Um primeiro passo se impõe! Por de lado definitivamente esse aparato formalístico, antipático, que o distancia do povo, atuando como um poder que se oculta, sob um linguajar estéril, sem se preocupar em construir um mecanismo que o retire desse caos em que se  transformou, como um cemitério de processos, pelo absurdo que representa inúmeros deles com mais de vinte anos de tramitação. Justiça tardia pode ser tudo, menos Justiça.

O direito fundamental à tutela jurisdicional ou acesso efetivo à justiça é o objetivo primordial dessa transformação, afastando todo e qualquer óbice na busca de uma adequada solução à medonha tardança de seu funcionamento, sem o quê não se obtém o pleno exercício da cidadania, sob um sistema processual burocratizado, lotérico, tardonho e ininteligível para o homem do povo, entre outros aspectos relevantes.

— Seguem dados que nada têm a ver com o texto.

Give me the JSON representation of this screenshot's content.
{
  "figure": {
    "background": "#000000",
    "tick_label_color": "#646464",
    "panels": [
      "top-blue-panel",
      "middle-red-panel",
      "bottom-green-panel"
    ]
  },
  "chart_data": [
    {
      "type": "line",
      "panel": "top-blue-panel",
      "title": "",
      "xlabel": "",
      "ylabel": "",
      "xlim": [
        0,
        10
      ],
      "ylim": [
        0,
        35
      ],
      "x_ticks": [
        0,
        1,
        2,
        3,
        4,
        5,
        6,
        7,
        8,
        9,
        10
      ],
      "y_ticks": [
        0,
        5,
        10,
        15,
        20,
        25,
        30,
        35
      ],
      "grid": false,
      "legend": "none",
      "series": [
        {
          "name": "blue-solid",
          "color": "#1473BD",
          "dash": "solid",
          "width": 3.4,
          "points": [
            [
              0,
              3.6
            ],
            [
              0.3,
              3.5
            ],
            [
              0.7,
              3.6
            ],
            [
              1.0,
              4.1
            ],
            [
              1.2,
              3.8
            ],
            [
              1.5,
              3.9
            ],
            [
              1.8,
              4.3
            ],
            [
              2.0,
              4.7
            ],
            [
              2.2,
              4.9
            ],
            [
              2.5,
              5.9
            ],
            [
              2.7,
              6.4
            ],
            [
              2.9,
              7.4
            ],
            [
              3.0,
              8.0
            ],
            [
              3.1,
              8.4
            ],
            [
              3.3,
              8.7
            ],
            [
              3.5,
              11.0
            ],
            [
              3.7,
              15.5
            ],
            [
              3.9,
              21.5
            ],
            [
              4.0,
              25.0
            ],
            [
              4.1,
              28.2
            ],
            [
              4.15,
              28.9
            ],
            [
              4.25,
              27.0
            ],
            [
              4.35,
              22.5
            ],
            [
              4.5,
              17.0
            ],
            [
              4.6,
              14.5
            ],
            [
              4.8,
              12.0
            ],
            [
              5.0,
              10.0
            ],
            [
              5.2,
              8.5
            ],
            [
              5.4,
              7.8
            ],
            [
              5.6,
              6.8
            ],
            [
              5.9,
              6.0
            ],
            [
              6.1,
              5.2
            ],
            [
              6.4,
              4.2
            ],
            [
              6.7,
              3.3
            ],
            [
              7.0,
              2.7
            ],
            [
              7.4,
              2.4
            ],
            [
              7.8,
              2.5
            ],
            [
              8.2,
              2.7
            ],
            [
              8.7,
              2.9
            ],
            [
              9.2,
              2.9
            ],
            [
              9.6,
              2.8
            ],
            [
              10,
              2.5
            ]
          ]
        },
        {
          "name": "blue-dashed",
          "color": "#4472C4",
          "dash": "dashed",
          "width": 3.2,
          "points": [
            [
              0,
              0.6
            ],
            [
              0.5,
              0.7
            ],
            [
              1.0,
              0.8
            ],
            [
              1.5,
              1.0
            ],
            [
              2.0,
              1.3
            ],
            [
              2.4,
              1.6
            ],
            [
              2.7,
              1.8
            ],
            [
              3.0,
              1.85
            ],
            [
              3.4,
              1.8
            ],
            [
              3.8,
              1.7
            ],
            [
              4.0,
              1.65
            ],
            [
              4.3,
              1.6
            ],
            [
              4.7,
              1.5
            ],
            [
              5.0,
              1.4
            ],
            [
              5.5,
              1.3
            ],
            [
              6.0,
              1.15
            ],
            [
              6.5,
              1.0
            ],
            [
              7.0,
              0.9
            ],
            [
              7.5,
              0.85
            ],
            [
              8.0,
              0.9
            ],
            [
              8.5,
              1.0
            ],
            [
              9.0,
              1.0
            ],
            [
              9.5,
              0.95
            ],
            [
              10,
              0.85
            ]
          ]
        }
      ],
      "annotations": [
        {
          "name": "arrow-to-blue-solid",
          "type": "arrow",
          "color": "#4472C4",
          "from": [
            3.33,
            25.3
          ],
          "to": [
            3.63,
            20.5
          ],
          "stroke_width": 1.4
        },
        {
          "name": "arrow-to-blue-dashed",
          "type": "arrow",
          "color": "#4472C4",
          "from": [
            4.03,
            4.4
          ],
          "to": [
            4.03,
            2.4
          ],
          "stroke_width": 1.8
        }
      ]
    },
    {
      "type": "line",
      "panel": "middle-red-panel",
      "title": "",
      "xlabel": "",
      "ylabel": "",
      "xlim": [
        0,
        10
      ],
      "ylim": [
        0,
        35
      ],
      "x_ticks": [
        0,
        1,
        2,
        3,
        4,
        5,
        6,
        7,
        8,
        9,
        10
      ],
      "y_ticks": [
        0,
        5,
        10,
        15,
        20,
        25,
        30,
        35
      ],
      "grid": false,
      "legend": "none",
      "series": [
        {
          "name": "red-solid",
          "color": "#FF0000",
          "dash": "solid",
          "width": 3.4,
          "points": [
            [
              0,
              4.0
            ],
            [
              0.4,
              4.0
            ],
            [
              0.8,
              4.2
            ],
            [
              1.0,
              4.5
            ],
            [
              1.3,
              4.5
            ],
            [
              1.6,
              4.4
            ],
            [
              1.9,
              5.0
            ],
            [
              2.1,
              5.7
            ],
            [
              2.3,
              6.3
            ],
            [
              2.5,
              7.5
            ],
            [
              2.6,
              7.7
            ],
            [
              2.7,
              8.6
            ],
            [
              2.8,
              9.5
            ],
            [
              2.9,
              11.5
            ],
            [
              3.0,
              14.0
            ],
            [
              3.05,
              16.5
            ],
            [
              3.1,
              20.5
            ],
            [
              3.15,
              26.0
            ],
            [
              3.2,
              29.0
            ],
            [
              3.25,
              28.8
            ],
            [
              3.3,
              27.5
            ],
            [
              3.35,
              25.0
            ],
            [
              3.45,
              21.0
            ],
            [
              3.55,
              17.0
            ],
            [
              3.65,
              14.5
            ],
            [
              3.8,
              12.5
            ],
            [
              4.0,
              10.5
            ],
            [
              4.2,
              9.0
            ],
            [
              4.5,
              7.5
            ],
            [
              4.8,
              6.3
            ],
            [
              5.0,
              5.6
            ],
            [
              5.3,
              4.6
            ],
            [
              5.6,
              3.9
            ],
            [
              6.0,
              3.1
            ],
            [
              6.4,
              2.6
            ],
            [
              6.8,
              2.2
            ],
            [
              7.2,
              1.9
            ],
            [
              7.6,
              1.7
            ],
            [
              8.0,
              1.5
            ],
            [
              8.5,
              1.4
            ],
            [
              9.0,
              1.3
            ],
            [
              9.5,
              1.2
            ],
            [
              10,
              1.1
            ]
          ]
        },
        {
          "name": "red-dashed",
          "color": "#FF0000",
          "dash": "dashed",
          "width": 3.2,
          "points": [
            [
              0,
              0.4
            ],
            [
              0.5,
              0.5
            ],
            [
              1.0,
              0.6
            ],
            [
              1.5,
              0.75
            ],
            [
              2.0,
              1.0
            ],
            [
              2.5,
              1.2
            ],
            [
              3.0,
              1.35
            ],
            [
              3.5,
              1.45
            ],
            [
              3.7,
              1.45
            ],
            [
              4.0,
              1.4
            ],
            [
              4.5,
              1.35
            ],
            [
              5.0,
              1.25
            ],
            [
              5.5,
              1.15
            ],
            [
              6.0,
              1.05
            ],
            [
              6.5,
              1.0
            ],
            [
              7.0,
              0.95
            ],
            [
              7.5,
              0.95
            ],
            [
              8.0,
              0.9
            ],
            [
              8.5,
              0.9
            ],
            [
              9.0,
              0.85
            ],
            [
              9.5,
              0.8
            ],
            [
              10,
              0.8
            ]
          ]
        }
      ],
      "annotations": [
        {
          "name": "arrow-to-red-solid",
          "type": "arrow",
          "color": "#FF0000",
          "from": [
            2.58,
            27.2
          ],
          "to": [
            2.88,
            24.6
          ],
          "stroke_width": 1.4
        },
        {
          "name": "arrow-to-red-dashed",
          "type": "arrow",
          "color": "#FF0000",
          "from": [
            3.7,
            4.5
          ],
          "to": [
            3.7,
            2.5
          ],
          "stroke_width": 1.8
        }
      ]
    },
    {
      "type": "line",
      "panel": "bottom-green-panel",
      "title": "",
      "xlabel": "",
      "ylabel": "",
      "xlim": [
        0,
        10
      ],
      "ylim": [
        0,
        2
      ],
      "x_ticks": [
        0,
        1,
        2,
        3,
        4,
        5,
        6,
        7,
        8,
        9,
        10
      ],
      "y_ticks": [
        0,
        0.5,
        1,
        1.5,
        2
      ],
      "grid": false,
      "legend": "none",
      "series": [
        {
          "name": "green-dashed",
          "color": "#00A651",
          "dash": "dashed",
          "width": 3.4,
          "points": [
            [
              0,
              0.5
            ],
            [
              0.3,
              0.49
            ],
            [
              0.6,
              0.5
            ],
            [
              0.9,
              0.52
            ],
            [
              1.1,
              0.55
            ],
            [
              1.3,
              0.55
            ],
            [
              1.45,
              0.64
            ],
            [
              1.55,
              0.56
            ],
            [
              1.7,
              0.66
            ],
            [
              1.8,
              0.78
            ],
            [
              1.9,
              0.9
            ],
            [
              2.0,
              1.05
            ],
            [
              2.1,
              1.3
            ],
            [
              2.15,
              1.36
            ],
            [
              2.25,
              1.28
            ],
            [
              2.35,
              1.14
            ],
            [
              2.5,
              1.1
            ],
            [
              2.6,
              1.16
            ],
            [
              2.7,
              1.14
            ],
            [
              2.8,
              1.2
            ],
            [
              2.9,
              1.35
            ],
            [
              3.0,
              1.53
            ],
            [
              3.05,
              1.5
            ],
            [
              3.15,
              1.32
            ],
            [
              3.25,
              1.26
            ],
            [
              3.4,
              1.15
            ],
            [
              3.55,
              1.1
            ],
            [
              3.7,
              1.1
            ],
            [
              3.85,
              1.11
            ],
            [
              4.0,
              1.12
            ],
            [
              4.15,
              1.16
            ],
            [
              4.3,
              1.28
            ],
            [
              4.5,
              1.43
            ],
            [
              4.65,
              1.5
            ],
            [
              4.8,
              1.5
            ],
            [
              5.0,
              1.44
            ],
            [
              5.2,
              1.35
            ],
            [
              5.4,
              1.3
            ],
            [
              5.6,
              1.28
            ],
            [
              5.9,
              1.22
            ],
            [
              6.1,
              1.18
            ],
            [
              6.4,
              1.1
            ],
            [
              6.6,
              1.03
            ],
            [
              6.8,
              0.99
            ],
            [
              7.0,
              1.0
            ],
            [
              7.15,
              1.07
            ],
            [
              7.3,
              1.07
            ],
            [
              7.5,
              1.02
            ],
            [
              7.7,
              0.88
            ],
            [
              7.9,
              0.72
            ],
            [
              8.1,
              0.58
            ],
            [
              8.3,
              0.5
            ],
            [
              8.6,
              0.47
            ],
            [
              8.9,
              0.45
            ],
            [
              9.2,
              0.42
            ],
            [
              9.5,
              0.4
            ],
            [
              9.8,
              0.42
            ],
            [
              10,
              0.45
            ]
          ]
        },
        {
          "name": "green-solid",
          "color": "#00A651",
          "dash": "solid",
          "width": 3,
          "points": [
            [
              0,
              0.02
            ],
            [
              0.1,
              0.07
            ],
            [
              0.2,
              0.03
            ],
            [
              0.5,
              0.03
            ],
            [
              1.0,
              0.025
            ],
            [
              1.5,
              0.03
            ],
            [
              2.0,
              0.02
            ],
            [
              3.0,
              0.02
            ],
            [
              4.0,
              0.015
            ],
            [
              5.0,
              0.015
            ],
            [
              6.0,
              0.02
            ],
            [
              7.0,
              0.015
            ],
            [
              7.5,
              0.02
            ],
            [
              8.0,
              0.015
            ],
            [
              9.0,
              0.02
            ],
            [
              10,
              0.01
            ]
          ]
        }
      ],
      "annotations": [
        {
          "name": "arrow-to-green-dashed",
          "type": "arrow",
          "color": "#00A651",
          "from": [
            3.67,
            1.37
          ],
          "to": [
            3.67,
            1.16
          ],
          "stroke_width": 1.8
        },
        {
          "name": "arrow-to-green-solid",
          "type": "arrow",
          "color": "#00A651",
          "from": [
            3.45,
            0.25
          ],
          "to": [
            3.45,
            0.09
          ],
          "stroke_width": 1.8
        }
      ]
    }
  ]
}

Toda a comunidade nacional reclama o excesso de formalismo processual, a aparente falta de estruturação dos tribunais, a escassez de produção do trabalho de muitos juízes, facilmente detectável, para além da inútil e complexa sistemática recursal vigente, que só vige na aparência, porque o acesso aos tribunais superiores existe na legislação, sob explícita reserva legal em qualquer processo judicial, o que seria expectativo que os tribunais se obrigassem a se pronunciarem sob precisos fundamentos e enfrentamento temático como impõe com a cogência característica das normas impositivas o artigo 489, § 1º, inciso IV. do CPC, que, infelizmente, o STJ revogou, contrariando a natureza dialógica Processo e o princípio básico da dialeticidade, paralelamente à postura, sob repercussão geral, do STF de riscar da Constituição o recurso extraordinário fundado nas cláusulas pétreas do direito de ampla defesa, contraditório, motivação e devido processo legal, rebaixados para o plano infraconstitucional e afinal todos esses apelos extremos, majoritariamente, na prática diuturna, são denegados ou, sequer, admitidos, em proporções absurdas, de quase 100%, sejam fundados ou não. Há quem diga que os tribunais brasileiros entregaram o ofício aos assessores e à estagiocracia, que trocaram as sinapses pelas sinopses. Não sou eu que digo! Só repito.

Em síntese, a ideia central até aqui divisada é a realização da efetividade e celeridade da intervenção do Judiciário, do que já se teria um esboço nas instituições das temáticas da Repercussão Geral e das paradigmias de Repetitividade, Súmulas Vinculantes ou não, controle concentrado da Constitucionalidade, oponível erga omnes, antecipação de tutela provisória, submetida ao subjetivismo de cada órgão Julgador, singelo ou fracionário, segundo os ditames de sua consciência ou de sua conveniência. Afinal cada povo tem a Justiça que merece!